Un silenzio imbarazzato è stata la reazione dell’Avana alla minaccia ventilata agli Usa dal viceministro degli Esteri russo Ryabkov di inviare truppe e mezzi militari a Cuba a in Venezuela. Nessun alto dirigente ha rilanciato un commento nemmeno dopo le critiche avanzate da voci dell’opposizione, ovvero che la dichiarazione di Ryabkov mette in questione la sovranità nazionale. Un argomento, questo, al quale i dirigenti della Rivoluzione cubana sono più che sensibili.

UFFICIOSAMENTE viene messo in chiaro che le parole di viceministro russo sono da intendersi come un avvertimento, «per far capire agli Stati uniti che cosa significa avere forze potenzialmente ostili ai propri confini», ha affermato l’ex ambasciatore Carlos Alzugaray.

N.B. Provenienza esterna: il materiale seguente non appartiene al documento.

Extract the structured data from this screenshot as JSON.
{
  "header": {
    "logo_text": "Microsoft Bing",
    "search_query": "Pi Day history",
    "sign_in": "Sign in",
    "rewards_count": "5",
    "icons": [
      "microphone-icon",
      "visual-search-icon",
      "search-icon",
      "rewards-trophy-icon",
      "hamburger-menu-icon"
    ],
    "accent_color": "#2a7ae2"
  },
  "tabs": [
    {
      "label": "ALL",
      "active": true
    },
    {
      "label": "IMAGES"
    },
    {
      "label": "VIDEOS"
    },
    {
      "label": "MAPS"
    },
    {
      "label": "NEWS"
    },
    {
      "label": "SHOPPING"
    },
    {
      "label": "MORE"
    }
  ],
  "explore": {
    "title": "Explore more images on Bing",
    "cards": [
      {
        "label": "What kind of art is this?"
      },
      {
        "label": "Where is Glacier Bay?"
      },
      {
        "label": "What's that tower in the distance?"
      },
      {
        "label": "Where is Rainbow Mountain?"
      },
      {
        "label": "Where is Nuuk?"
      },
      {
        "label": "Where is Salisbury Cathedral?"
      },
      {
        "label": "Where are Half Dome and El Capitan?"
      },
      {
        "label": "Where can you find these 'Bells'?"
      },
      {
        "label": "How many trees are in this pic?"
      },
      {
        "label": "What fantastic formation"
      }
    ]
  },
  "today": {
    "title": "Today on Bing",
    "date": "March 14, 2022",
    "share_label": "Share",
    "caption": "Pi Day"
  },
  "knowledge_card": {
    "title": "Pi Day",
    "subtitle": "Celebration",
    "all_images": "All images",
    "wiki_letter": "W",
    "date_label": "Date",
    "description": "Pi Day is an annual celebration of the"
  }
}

Insomma, fuori dal linguaggio diplomatico, una «sparata». La ragione più profonda è che in questo momento la dirigenza politica cubana teme di essere tirata per la giacca in una crisi lontana migliaia di chilometri. Di diventare insomma, come fu nella crisi dei missili del 1962, una sorta di vaso di coccio tra Russia e Stati uniti. E questo in una fase in cui le relazioni con il potente vicino del Nord sono al più basso livello dai tempi della guerra fredda.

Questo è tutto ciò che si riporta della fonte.